Stefan Collini in The Guardian:
There must now be a risk of Berlin-fatigue setting in. This is the fourth large volume of his letters, and it comes on the back of seven collections of essays and other occasional pieces assembled by Henry Hardy before Berlin’s death in 1997, plus a further seven since. Berlin recognised that it was the devoted Hardy’s efforts that “have suddenly converted me from someone who has hardly written anything into an almost indecently prolific author”. There have also been a biography, at least two series of interviews, several full-length studies, and two Festschriften. It seems doubtful whether his writings on liberty and on value pluralism would, by themselves, have merited such a small industry of attention had he not also known everybody who was anybody. Rare is the memoir or biography of a leading intellectual or cultural figure in Britain who flourished between the 1930s and 80s in which Berlin does not make some kind of appearance. As a result, his personality may have come to seem more important than his intellectual achievements. As he cheerfully confided when about to receive yet another honour: “I do not complain; to be overestimated is not the most painful of states.”
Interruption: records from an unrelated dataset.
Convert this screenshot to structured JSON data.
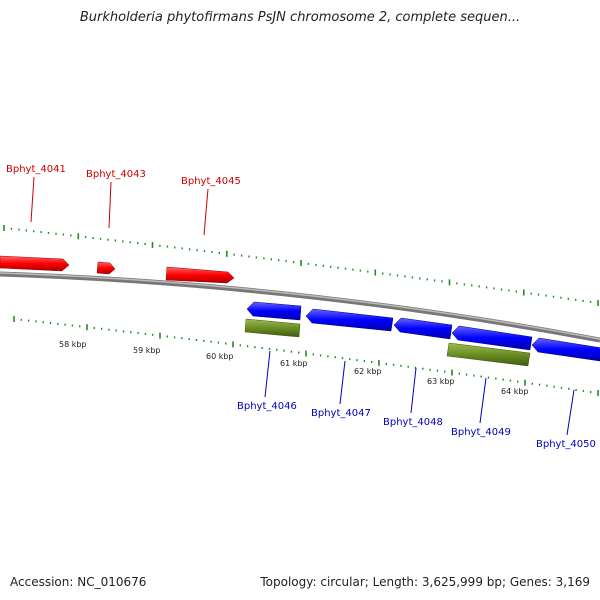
{
  "title": "Burkholderia phytofirmans PsJN chromosome 2, complete sequen...",
  "footer": {
    "accession": "Accession: NC_010676",
    "summary": "Topology: circular; Length: 3,625,999 bp; Genes: 3,169"
  },
  "colors": {
    "forward_gene": "#ff0000",
    "reverse_gene": "#0000ff",
    "feature_green": "#6b8e23",
    "forward_label": "#cc0000",
    "reverse_label": "#0000bb",
    "tick": "#228b22",
    "backbone": "#888888"
  },
  "scale_labels": [
    "58 kbp",
    "59 kbp",
    "60 kbp",
    "61 kbp",
    "62 kbp",
    "63 kbp",
    "64 kbp"
  ],
  "forward_genes": [
    "Bphyt_4041",
    "Bphyt_4043",
    "Bphyt_4045"
  ],
  "reverse_genes": [
    "Bphyt_4046",
    "Bphyt_4047",
    "Bphyt_4048",
    "Bphyt_4049",
    "Bphyt_4050"
  ]
}
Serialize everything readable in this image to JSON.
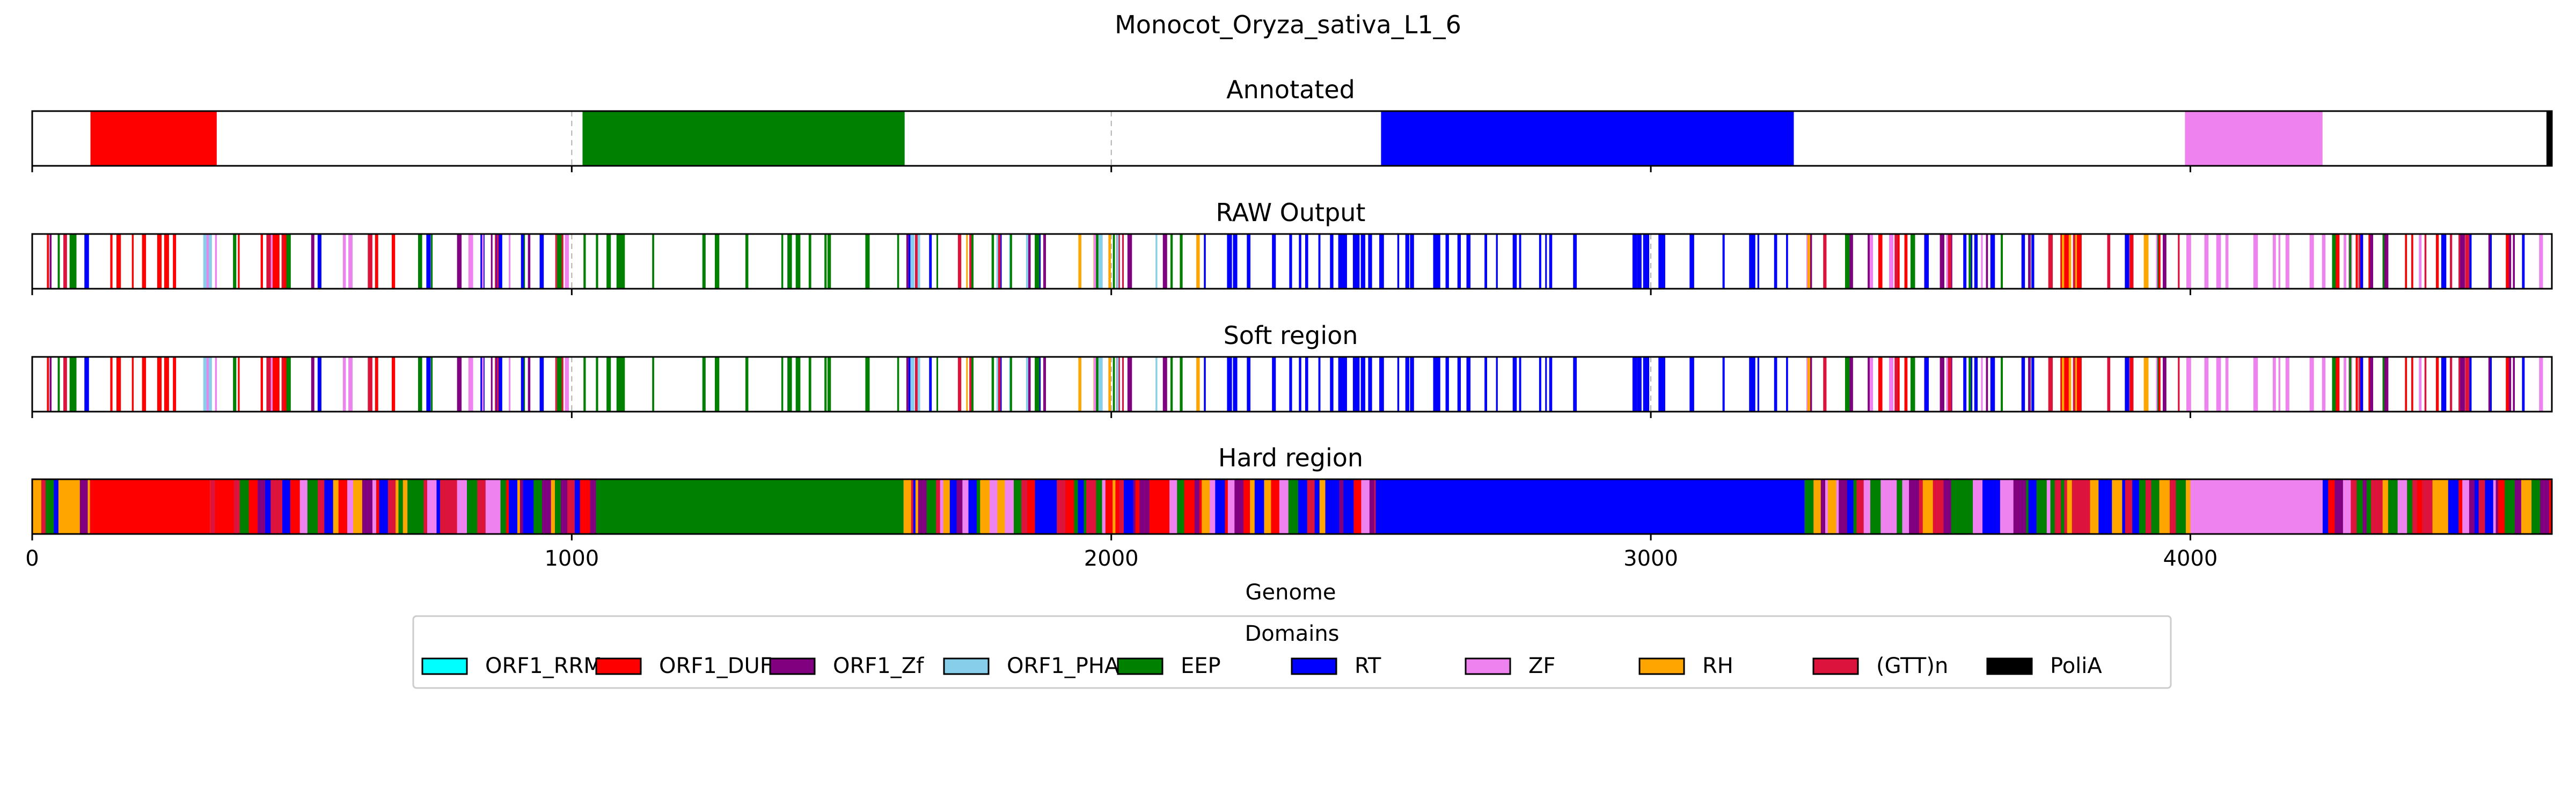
{
  "chart_data": {
    "type": "track",
    "title": "Monocot_Oryza_sativa_L1_6",
    "xlabel": "Genome",
    "xlim": [
      0,
      4670
    ],
    "xticks": [
      0,
      1000,
      2000,
      3000,
      4000
    ],
    "grid": "vertical dashed",
    "colors": {
      "ORF1_RRM": "#00ffff",
      "ORF1_DUF": "#ff0000",
      "ORF1_Zf": "#800080",
      "ORF1_PHA": "#87ceeb",
      "EEP": "#008000",
      "RT": "#0000ff",
      "ZF": "#ee82ee",
      "RH": "#ffa500",
      "(GTT)n": "#dc143c",
      "PoliA": "#000000"
    },
    "legend": {
      "title": "Domains",
      "placement": "bottom-center",
      "entries": [
        "ORF1_RRM",
        "ORF1_DUF",
        "ORF1_Zf",
        "ORF1_PHA",
        "EEP",
        "RT",
        "ZF",
        "RH",
        "(GTT)n",
        "PoliA"
      ]
    },
    "tracks": [
      {
        "title": "Annotated",
        "style": "segments",
        "segments": [
          {
            "domain": "ORF1_DUF",
            "start": 108,
            "end": 342
          },
          {
            "domain": "EEP",
            "start": 1020,
            "end": 1617
          },
          {
            "domain": "RT",
            "start": 2500,
            "end": 3265
          },
          {
            "domain": "ZF",
            "start": 3990,
            "end": 4245
          },
          {
            "domain": "PoliA",
            "start": 4660,
            "end": 4670
          }
        ]
      },
      {
        "title": "RAW Output",
        "style": "stripes",
        "regions": [
          {
            "start": 0,
            "end": 100,
            "domains": [
              "ORF1_DUF",
              "RT",
              "ORF1_Zf",
              "EEP",
              "RH",
              "(GTT)n"
            ],
            "density": 0.7
          },
          {
            "start": 100,
            "end": 300,
            "domains": [
              "ORF1_DUF"
            ],
            "density": 0.45
          },
          {
            "start": 300,
            "end": 680,
            "domains": [
              "RT",
              "ORF1_Zf",
              "ORF1_DUF",
              "EEP",
              "ZF",
              "(GTT)n",
              "ORF1_PHA"
            ],
            "density": 0.8
          },
          {
            "start": 680,
            "end": 1000,
            "domains": [
              "EEP",
              "ORF1_Zf",
              "RT",
              "(GTT)n",
              "ZF"
            ],
            "density": 0.7
          },
          {
            "start": 1000,
            "end": 1620,
            "domains": [
              "EEP"
            ],
            "density": 0.35
          },
          {
            "start": 1620,
            "end": 2160,
            "domains": [
              "RT",
              "EEP",
              "ORF1_Zf",
              "RH",
              "ZF",
              "(GTT)n",
              "ORF1_PHA"
            ],
            "density": 0.8
          },
          {
            "start": 2160,
            "end": 3270,
            "domains": [
              "RT"
            ],
            "density": 0.55
          },
          {
            "start": 3270,
            "end": 3990,
            "domains": [
              "RT",
              "EEP",
              "(GTT)n",
              "ORF1_Zf",
              "ZF",
              "RH",
              "ORF1_DUF"
            ],
            "density": 0.8
          },
          {
            "start": 3990,
            "end": 4250,
            "domains": [
              "ZF"
            ],
            "density": 0.4
          },
          {
            "start": 4250,
            "end": 4670,
            "domains": [
              "RT",
              "(GTT)n",
              "EEP",
              "ORF1_Zf",
              "ZF",
              "ORF1_DUF"
            ],
            "density": 0.85
          }
        ]
      },
      {
        "title": "Soft region",
        "style": "stripes",
        "regions": [
          {
            "start": 0,
            "end": 100,
            "domains": [
              "ORF1_DUF",
              "RT",
              "ORF1_Zf",
              "EEP",
              "RH",
              "(GTT)n"
            ],
            "density": 0.7
          },
          {
            "start": 100,
            "end": 300,
            "domains": [
              "ORF1_DUF"
            ],
            "density": 0.45
          },
          {
            "start": 300,
            "end": 680,
            "domains": [
              "RT",
              "ORF1_Zf",
              "ORF1_DUF",
              "EEP",
              "ZF",
              "(GTT)n",
              "ORF1_PHA"
            ],
            "density": 0.8
          },
          {
            "start": 680,
            "end": 1000,
            "domains": [
              "EEP",
              "ORF1_Zf",
              "RT",
              "(GTT)n",
              "ZF"
            ],
            "density": 0.7
          },
          {
            "start": 1000,
            "end": 1620,
            "domains": [
              "EEP"
            ],
            "density": 0.35
          },
          {
            "start": 1620,
            "end": 2160,
            "domains": [
              "RT",
              "EEP",
              "ORF1_Zf",
              "RH",
              "ZF",
              "(GTT)n",
              "ORF1_PHA"
            ],
            "density": 0.8
          },
          {
            "start": 2160,
            "end": 3270,
            "domains": [
              "RT"
            ],
            "density": 0.55
          },
          {
            "start": 3270,
            "end": 3990,
            "domains": [
              "RT",
              "EEP",
              "(GTT)n",
              "ORF1_Zf",
              "ZF",
              "RH",
              "ORF1_DUF"
            ],
            "density": 0.8
          },
          {
            "start": 3990,
            "end": 4250,
            "domains": [
              "ZF"
            ],
            "density": 0.4
          },
          {
            "start": 4250,
            "end": 4670,
            "domains": [
              "RT",
              "(GTT)n",
              "EEP",
              "ORF1_Zf",
              "ZF",
              "ORF1_DUF"
            ],
            "density": 0.85
          }
        ]
      },
      {
        "title": "Hard region",
        "style": "filled",
        "solid": [
          {
            "domain": "ORF1_DUF",
            "start": 108,
            "end": 330
          },
          {
            "domain": "EEP",
            "start": 1045,
            "end": 1615
          },
          {
            "domain": "RT",
            "start": 2490,
            "end": 3285
          },
          {
            "domain": "ZF",
            "start": 4000,
            "end": 4245
          }
        ],
        "mixed": [
          {
            "start": 0,
            "end": 108,
            "domains": [
              "EEP",
              "RT",
              "ZF",
              "ORF1_Zf",
              "(GTT)n",
              "RH"
            ]
          },
          {
            "start": 330,
            "end": 1045,
            "domains": [
              "RT",
              "EEP",
              "ORF1_Zf",
              "ZF",
              "(GTT)n",
              "ORF1_DUF",
              "RH"
            ]
          },
          {
            "start": 1615,
            "end": 2490,
            "domains": [
              "RT",
              "EEP",
              "ORF1_Zf",
              "ZF",
              "RH",
              "(GTT)n",
              "ORF1_DUF"
            ]
          },
          {
            "start": 3285,
            "end": 4000,
            "domains": [
              "EEP",
              "RT",
              "ORF1_Zf",
              "(GTT)n",
              "RH",
              "ZF"
            ]
          },
          {
            "start": 4245,
            "end": 4670,
            "domains": [
              "RT",
              "(GTT)n",
              "EEP",
              "ORF1_Zf",
              "ZF",
              "ORF1_DUF",
              "RH"
            ]
          }
        ]
      }
    ]
  }
}
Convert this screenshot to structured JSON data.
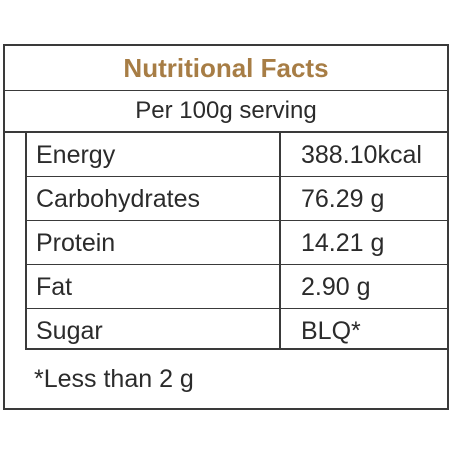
{
  "title": "Nutritional Facts",
  "subtitle": "Per 100g serving",
  "rows": [
    {
      "label": "Energy",
      "value": "388.10kcal"
    },
    {
      "label": "Carbohydrates",
      "value": "76.29 g"
    },
    {
      "label": "Protein",
      "value": "14.21 g"
    },
    {
      "label": "Fat",
      "value": "2.90 g"
    },
    {
      "label": "Sugar",
      "value": "BLQ*"
    }
  ],
  "footnote": "*Less than 2 g",
  "colors": {
    "title": "#a77d45",
    "text": "#2b2b2b",
    "border": "#3a3a3a"
  }
}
As a historian of ideas, Berlin was wide-ranging, even learned in an eccentric way, but that way was far removed from the contemporary academic model of specialised “research”. He moved easily in the company of the thinkers from the 18th and 19th centuries who most interested him – figures such as Vico, Herder and his great hero, the Russian liberal Alexander Herzen. He understood the outlook of such writers, drawing on a kind of intellectual empathy to reanimate their ideas for later generations, but he did not build up a thickly textured context of lesser minds or grub around in archives. Though he was well informed about the intellectual history of the period from the late 19th to the late 20th centuries, he found it much less congenial, regarding it as, at best, a silver age, at worst a thin epilogue to the main action. As he confessed to one correspondent: “I feel firmly tied to the values of the 19th century.”
That allegiance could make the famously genial Berlin a surprisingly dyspeptic observer of the late 20th century.